Love how you put your new perspective - to deliver the best for all involved.  For better or worse, I've been a competitive person most of my life but it was not out of fear or to prove my self worth.  I give everything my all.  My competitive spirit never wanted others to lose SO I could win - just to push myself.  The hard part was that my disappointment, when I would fall short, would impact others because I do not have a good poker face and others interpreted my body language as if I was angry that they won instead.  That really wasn't it  at all - I never wanted to win at all costs because if those costs included stomping on others to get to the top or to win, that was out of the question (and always unacceptable)

I think that Jon's suggestion of asking what will winning look like is a good one.  I'd also add what will winning feel like.  

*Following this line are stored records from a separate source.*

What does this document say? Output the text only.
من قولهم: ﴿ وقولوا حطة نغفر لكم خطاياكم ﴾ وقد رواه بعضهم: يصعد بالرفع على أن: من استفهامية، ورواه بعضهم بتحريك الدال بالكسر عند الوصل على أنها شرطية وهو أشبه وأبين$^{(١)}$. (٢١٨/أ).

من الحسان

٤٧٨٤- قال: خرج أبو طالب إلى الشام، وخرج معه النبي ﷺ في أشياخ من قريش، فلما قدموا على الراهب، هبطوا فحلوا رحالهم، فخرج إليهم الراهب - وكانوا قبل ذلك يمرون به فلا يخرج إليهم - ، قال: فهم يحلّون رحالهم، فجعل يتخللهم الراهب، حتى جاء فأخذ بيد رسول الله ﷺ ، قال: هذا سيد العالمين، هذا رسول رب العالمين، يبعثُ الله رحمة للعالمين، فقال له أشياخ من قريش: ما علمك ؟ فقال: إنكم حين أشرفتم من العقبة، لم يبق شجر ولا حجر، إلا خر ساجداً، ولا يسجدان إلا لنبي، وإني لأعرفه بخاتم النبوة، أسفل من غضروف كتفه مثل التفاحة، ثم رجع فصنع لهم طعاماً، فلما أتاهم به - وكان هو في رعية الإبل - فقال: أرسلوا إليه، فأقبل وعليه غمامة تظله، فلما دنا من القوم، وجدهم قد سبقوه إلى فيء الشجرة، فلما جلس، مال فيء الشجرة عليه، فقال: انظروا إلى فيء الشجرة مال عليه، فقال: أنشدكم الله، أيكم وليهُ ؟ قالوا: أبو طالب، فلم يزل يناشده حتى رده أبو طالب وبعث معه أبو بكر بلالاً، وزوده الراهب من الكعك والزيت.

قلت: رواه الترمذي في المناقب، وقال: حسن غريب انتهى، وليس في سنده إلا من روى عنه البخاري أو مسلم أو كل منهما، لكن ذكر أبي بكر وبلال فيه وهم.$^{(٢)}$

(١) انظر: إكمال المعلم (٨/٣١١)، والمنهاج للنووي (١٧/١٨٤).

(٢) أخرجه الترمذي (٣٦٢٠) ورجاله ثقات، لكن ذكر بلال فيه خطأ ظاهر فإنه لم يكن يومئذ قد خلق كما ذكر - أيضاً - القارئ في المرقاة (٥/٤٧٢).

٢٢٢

As always, appreciate your perspective, Alice!

ThinDifference
ThinDifference

Interesting insights, Alice. Competitiveness can help us get better, enhance our skills, and strengthen our mindset. When it comes at the expense of other, our competitiveness may get us out-of-control. Using competitiveness as a way to lift others up is a solid insight and a good way to be competitive in many situations. Maybe a way to look at it is to answer "What will winning look like?" The answer may help us compete in the right, meaningful way. Thanks! Jon

DrAliceChan
DrAliceChan moderator

@Hiten Vyas Almost missed your great comment, Hiten! Yes, it's really all in the way we bring consciousness in the abilities we've been given in this life to serve. While our drive to be our best could be used by ego, we can also engage it with high intention to serve. Thanks again, my friend, for sharing your own take and experience!

Latest blog post: How Does Life Love You?

DrAliceChan
DrAliceChan moderator

Thank you so much for this thoughtful addition to the topic, Karen! Yes, so much can be traced to the inherent belief in lack vs. abundance. How many of us were raised with some variation of the belief that life is a zero-sum game, or that it's a dog-eat-dog world out there? When we remember that there's more than enough for everyone always, as you pointed out, then the drive to win is really the innate desire to go for all the possibilities in an expansive way that inspires others, not to contract into self-preservation mode. Love what you've added to this conversation, Karen, thank you!

DrAliceChan
DrAliceChan moderator

Alli, I can relate to what you said about pushing yourself and not stomping on others. It's the insatiable inner drive. I love your addition about asking what winning would feel like! Thank you for adding to this conversation!

DrAliceChan
DrAliceChan moderator

Jon, you're so right about not coming at the expense of others. That's when competitiveness is not coming from a loving place. I like your question of asking "What will winning look like?" as well. That would keep ego in check and give us an opportunity to consider where competitiveness is directed. Thanks again for adding your insights, Jon!